Topstep LLC. Id. ¶¶ 60−61. Topstep’s Accounting Manager and Director of Finance, Melissa Elaguizy, informed members of the restructuring on March 30, 2020 in an email. Id. ¶ 61. According to Ms. Elaguizy, this restructuring would cause no meaningful changes to Incentive Units holders other than tax reporting differences. Id. ¶ 62. The restructuring added debt and liabilities to the company’s balance sheet, which decreased the overall value of the Incentive Units. Id. ¶ 64. Further, the

Amended and Restated Limited Liability Company Agreement (the “2020 Operating Agreement”) implemented the following changes, effective January 1, 2020: • The fair market value of Class B units would be determined solely by the reasonable discretion of the Manager; • Class B Members’ right to independent appraisals and valuations was eliminated; • Nearly all fiduciary duties were removed; and • If the company terminated the employment of a Class B unit holder, or if a Class B unit holder withdrew from the company without “good cause,” Topstep

would have an option to purchase the Class B unit holder’s vested units at an aggregated price equal to $1. Id. ¶ 65. Each Plaintiff separated from Topstep following the execution of the 2020 Operating Agreement. Id. ¶ 67. Upon separation from Topstep, each Plaintiff received a Notice of Forfeiture of Unvested Units and Repurchase of Vested Units,

which Plaintiffs allege deprived them of the fair market value of their Incentive Units contrary to the distribution method outlined in the Incentive Unit Award Agreements. Id. ¶¶ 67–69. Plaintiffs also allege that Michael Patak, who effectively controls, owns, and operates each of the Topstep entities, disregarded the entities’ organizational separateness by: • Failing to adequately capitalize Topstep;

• Commingling resources between Patak Holdings and Topstep, resulting in inaccurate accounting for both companies; • Knowingly misrepresenting the fair market value of the companies and Plaintiffs’ incentive shares; • Diverting Topstep resources and membership distributions to fund a separate company of his; • Informally taking more than $5 million in personal distributions without reciprocal distributions or notice to all members; • Transferring Topstep funds into accounts for himself and/or his own entities to

reflect increased liquidity for obtaining loan approval; • Using inappropriate Topstep distributions to purchase a home in Aspen, Colorado; • Misappropriating Topstep funds for his own use; and • Adding non-employee family members to Topstep’s payroll to allow them to receive payments and benefits.

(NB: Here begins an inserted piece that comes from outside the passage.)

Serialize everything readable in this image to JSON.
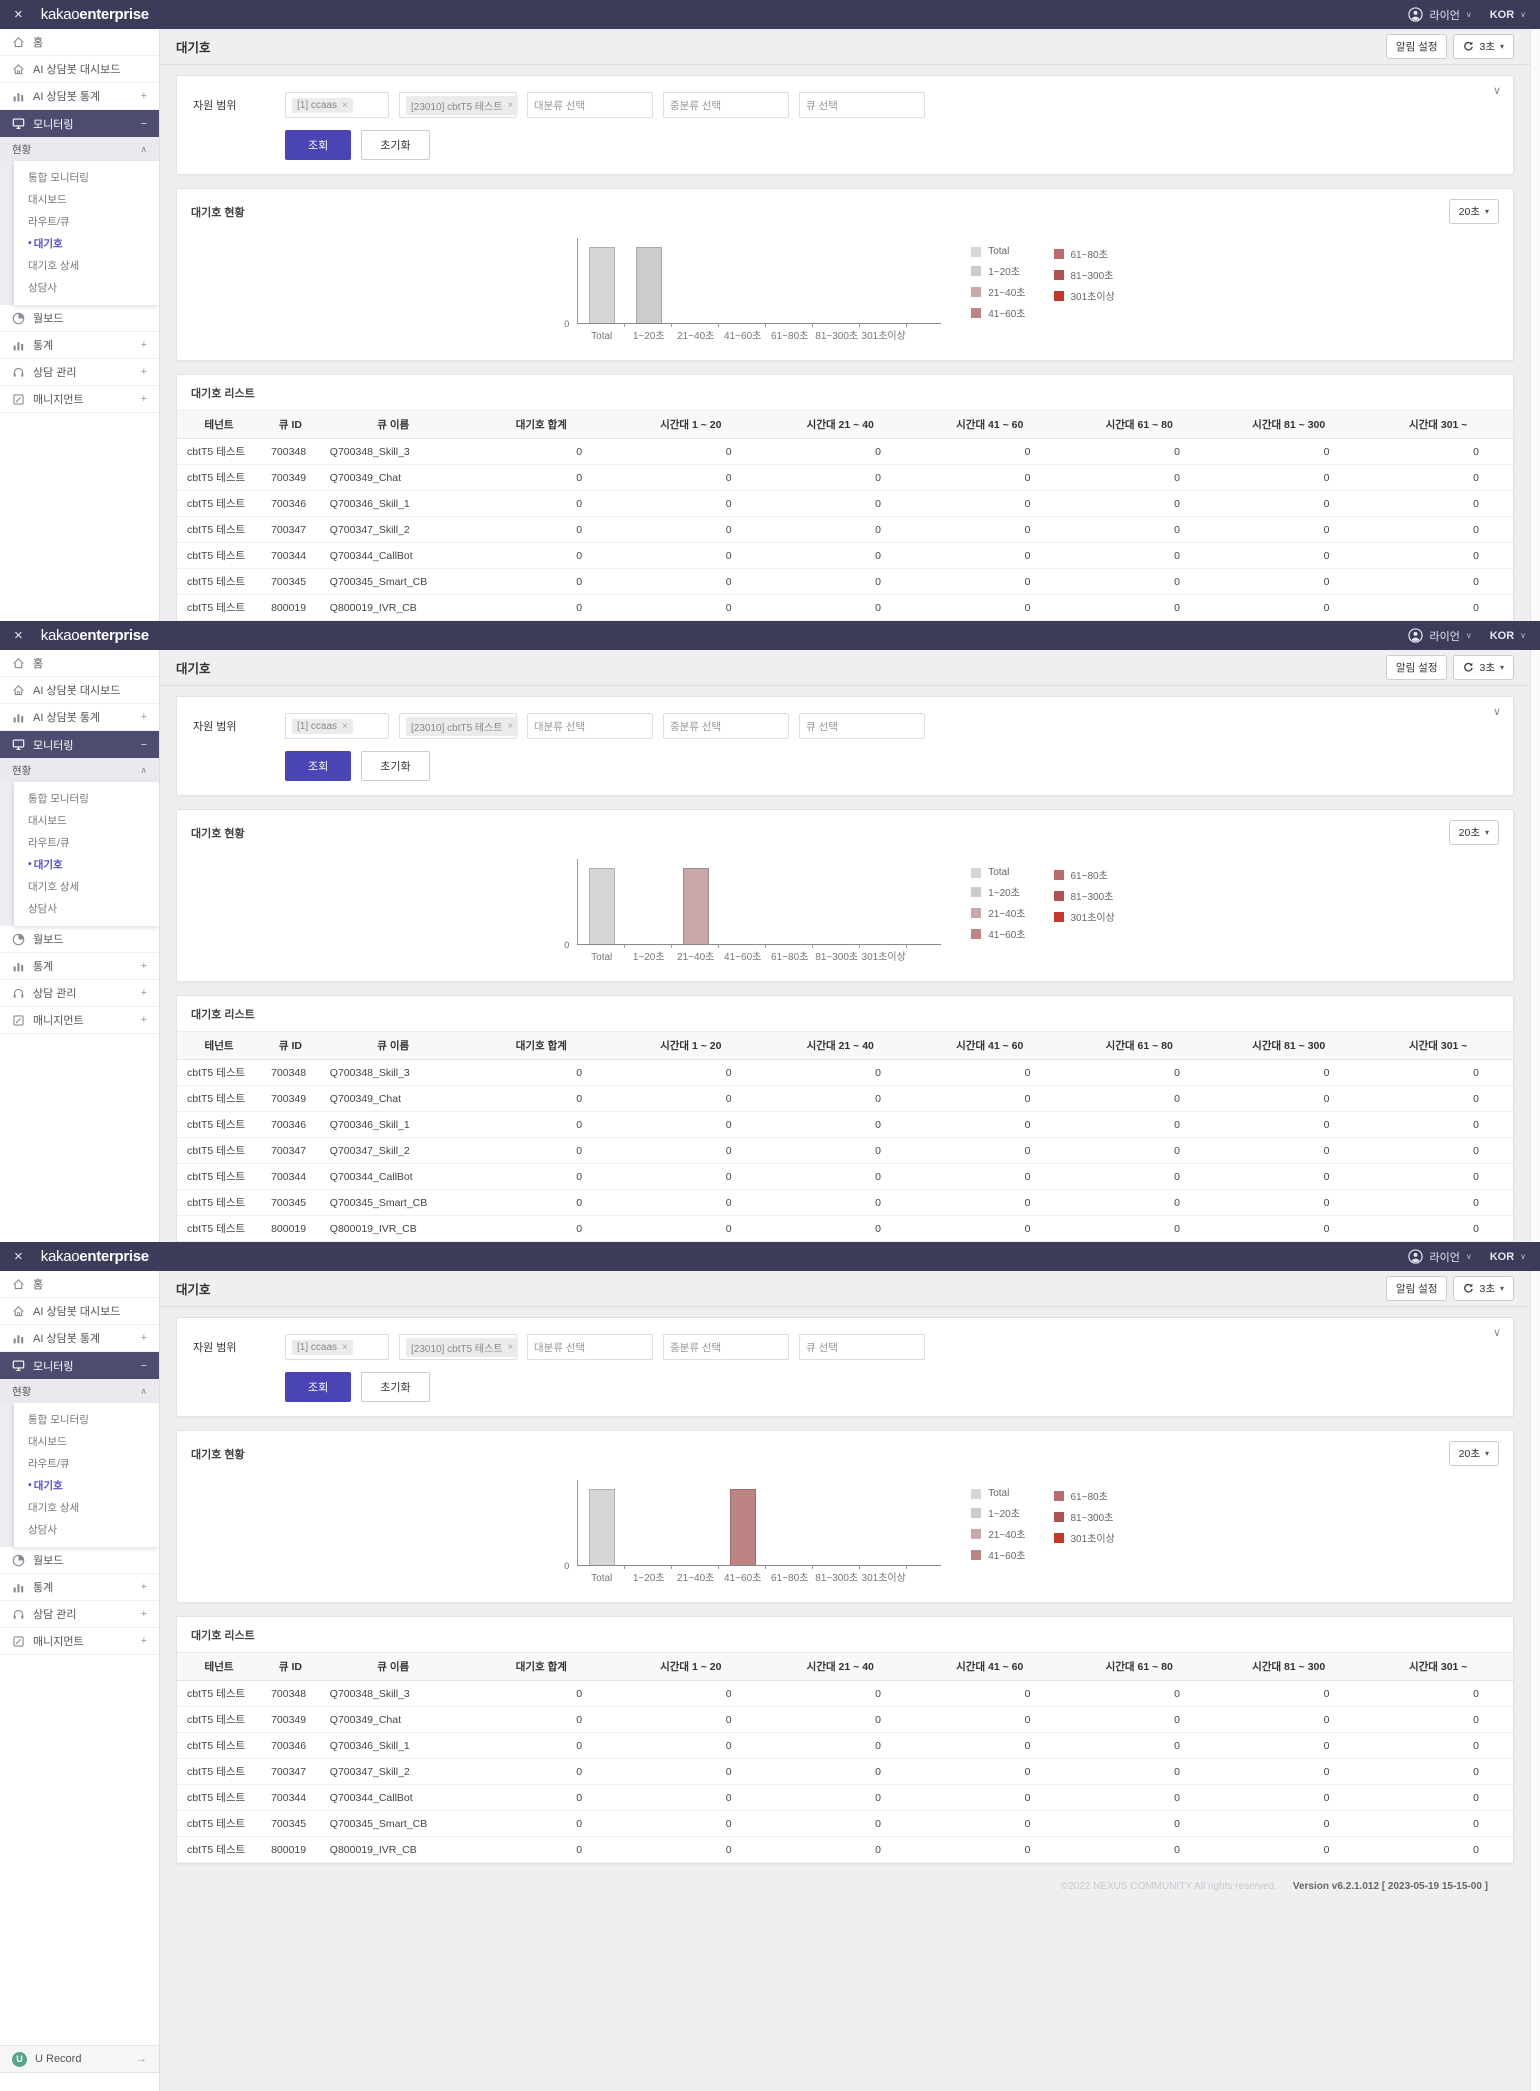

Id. ¶¶ 73–81. II. Legal Standard To survive a motion to dismiss under Rule 12(b)(6), a complaint must provide a “short and plain statement of the claim” showing that the pleader merits relief, Fed. R. Civ. P. 8(a)(2), so the defendant has “fair notice” of the claim “and the grounds upon which it rests.” Bell Atl. Corp. v. Twombly, 550 U.S. 544, 555 (2007) (quoting Conley v. Gibson, 355 U.S. 41, 47 (1957)). A complaint must also contain “sufficient

factual matter” to state a facially plausible claim to relief—one that “allows the court to draw the reasonable inference” that the defendant committed the alleged misconduct. Ashcroft v.